FIG. 2 is a circuit diagram showing a configuration example of the jitter superposition circuit 110. The jitter superposition circuit 110 includes a first comparator 112, a second comparator 114, a noise source 116, and a low-pass filter 118.

The first comparator 112 compares the first input signal IN1 with a first reference voltage V_REF1. The second comparator 114 compares the second input signal IN2 with a second reference voltage V_REF2. The first intermediate signal INT1 corresponds to an output of the first comparator 112, and the second intermediate signal INT2 corresponds to an output of the second comparator 114.

One of the first reference voltage V_REF1 and the second reference voltage V_REF2 is a voltage obtained by superimposing an offset voltage V_OFS, which changes temporally, on the other of the first reference voltage V_REF1 and the second reference voltage V_REF2.

The offset voltage V_OFS can be generated by the noise source 116 and the low-pass filter 118. The noise source 116 generates a noise signal N. For example, the noise signal N may be a Gaussian noise that follows a normal distribution. The low-pass filter 118 receives the noise signal N, removes high frequency components, and passes only low frequency components. A cutoff frequency of the low-pass filter 118 may be determined so that the offset voltage V_OFS can be considered to be at substantially the same level during a period when the time-to-digital converter 130 performs one measurement.

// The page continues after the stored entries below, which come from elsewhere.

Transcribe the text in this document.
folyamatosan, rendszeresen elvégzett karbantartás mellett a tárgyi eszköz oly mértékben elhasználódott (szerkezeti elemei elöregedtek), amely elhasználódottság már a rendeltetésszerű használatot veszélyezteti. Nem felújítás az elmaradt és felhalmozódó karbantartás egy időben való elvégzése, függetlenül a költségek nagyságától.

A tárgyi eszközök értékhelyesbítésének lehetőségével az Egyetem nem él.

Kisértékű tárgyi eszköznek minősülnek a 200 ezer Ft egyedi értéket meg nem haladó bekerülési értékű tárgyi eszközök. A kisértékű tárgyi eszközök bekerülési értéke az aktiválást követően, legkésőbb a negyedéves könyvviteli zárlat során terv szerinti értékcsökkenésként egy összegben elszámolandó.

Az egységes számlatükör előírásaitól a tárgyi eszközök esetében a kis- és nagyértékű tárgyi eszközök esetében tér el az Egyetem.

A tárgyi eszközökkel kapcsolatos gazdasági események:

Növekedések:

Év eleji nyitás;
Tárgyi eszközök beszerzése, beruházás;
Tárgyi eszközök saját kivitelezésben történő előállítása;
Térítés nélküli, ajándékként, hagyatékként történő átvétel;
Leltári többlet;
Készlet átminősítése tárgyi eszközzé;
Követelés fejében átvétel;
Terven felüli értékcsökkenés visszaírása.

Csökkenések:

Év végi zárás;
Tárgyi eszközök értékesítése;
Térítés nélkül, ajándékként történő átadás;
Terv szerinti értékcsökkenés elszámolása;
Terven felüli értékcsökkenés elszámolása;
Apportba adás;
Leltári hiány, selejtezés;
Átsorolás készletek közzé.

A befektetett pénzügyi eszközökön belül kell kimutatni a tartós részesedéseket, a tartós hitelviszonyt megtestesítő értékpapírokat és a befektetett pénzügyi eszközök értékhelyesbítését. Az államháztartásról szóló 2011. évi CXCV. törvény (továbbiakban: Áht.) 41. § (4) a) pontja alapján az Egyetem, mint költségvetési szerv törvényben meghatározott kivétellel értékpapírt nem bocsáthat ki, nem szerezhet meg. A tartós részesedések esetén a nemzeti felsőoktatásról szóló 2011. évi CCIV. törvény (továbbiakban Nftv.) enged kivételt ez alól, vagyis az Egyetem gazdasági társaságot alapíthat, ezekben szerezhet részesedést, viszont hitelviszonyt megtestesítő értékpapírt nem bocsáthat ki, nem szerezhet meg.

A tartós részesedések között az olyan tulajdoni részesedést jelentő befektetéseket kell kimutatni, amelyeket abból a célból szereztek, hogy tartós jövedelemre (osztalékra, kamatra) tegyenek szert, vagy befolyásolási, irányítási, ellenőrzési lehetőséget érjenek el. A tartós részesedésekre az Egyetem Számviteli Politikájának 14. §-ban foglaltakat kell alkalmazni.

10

FIG. 3 is an operation waveform diagram of the jitter superposition circuit 110 of FIG. 2. The positive edge of the second input signal IN2 has a certain finite slope. Therefore, the second intermediate signal INT2, which is the output of the second comparator 114, transitions later as the second reference voltage V_REF2 is higher, and transitions earlier as the second reference voltage V_REF2 is lower. In other words, the second intermediate signal INT2 is a signal obtained by superimposing the jitter J corresponding to the offset voltage V_OFS on the second input signal IN2.

FIG. 4 is a circuit diagram showing a configuration example of the time-to-digital converter 130. The time-to-digital converter 130 is a successive approximation type TDC. The time-to-digital converter 130 includes a programmable delay circuit 132, a flip-flop 134, and a successive approximation processor 136. The programmable delay circuit 132 receives the first intermediate signal INT1 at a first input node I1, applies a controllable delay τ₁ to the first intermediate signal INT1 to generate a first delayed signal DLY1, and outputs the first delayed signal DLY1 from a first output node O1. Similarly, the programmable delay circuit 132 receives the second intermediate signal INT2 at a second input node I2, applies a controllable delay τ₂ to the second intermediate signal INT2 to generate a second delayed signal DLY2, and outputs the second delayed signal DLY2 from a second output node O2. The delay times τ₁ and τ₂ can be controlled according to a control signal from the successive approximation processor 136. The programmable delay circuit 132 may be a commercially available programmable delay circuit. Alternatively, the programmable delay circuit 132 may be integrated on the same IC chip as the flip-flop 134 and the successive approximation processor 136.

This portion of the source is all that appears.